Asrın Hukuk Bürosu avukatlarından Rezan Sarıca, Adalet Bakanı Yılmaz Tunç’un İmralı’da tecrit olmadığına dair iddialarını “İmralı’da yaşatılan işkence suçunu örtmeye yönelik” olduğunu söyledi. Sarıca, Tunç’un “sayın” ifadesini tartışmaya açmasını da “Abdullah Öcalan’ın itibarına saldırı yoludur. Bunu elbette sorumluluktan kurtulmanın en kolay yolu olarak seçtiği anlaşılıyor” şeklinde değerlendirdi.
‘Abdullah Öcalan çözüm gücü’
Sarıca, “Sayın Öcalan, Ortadoğu’da yaşanan savaş ve çatışmalara karşı çözüm yolları geliştiren, bir arada barışçıl bir düzende yaşamanın teorisini defalarca ortaya koymuş bir insan. Kürtler ve Ortadoğu halkları ile sol-sosyalist düşünceye sahip bütün insanlık bunu görüyor. Kürtler, Kürt meselesindeki muhataplığı ve çözüm gücü itibariyle Sayın Öcalan’ın düşüncelerini sahiplenip bunu defalarca kez ortaya koymuş durumda. 2005-2006-2013 yıllarında Sayın Öcalan’ın özgürlüğü için milyonlarca imza toplanmış ve hem Meclis’e hem Avrupa Konseyi’ne sunulmuştur. Sayın Öcalan’ın barışçıl çözüm çizgisi, hem İmralı’da hem Oslo’da hem de Dolmabahçe Sarayı’nda devlet tarafından da kabul edilmiş ve dünyaya gösterilmiş bir durumdur.
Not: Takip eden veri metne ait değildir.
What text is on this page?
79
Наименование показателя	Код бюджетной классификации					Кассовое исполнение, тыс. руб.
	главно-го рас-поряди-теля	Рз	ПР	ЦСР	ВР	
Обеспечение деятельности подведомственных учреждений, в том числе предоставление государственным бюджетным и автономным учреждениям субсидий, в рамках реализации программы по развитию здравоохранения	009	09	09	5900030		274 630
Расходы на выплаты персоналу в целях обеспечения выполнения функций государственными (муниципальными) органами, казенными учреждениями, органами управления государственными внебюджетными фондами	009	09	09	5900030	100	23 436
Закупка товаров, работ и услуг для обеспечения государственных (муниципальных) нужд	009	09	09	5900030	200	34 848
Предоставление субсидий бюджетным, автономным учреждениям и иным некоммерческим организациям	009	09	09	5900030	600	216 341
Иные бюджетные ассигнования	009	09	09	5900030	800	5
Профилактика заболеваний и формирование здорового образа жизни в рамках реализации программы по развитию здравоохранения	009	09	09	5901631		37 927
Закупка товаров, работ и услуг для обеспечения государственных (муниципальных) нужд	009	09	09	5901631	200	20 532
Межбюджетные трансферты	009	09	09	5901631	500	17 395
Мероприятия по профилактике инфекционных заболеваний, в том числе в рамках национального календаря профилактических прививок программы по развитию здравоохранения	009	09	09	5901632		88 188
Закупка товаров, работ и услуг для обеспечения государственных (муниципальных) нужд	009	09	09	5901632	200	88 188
Bu tarihi gelişmeler esnasında masada oturanlar, Sayın Öcalan’ın hakikatini bilerek ve kabul ederek oturmuştu. Bugün hükümetin politikalarının veya politik tercihlerinin değişmesi bu gerçekleri ortadan kaldırmaz” diye konuştu.
Abdullah Öcalan’ın Demokratik Ulus paradigmasını içeren kitapların Anayasa Mahkemesi tarafından 2014 yılında düşünce özgürlüğü kapsamında tescillendiğini söyleyen Sarıca, “2013’ün Aralık ayında Yargıtay tarafından bahsettiğimiz Demokratik Ulus ile ilgili kitaplarının basılması aynı şekilde ifade özgürlüğü kapsamında karar altına alınmış. Şimdi bu ülkenin Adalet Bakanı, AYM’nin ve Yargıtay’ın bu kararlarından habersiz olabilir mi? Ya da bu kararlara aykırı beyanlarda bulunması göreviyle ne kadar bağdaşabilir? Bu yaklaşımı kabul etmiyor ve doğru görmüyoruz. Anayasal, hukuksal düzenle ve tarihsel sosyolojik hakikatle bağdaşır değildir” diye konuştu.
‘Açıklamaları tecridi meşrulaştırmaya yönelik’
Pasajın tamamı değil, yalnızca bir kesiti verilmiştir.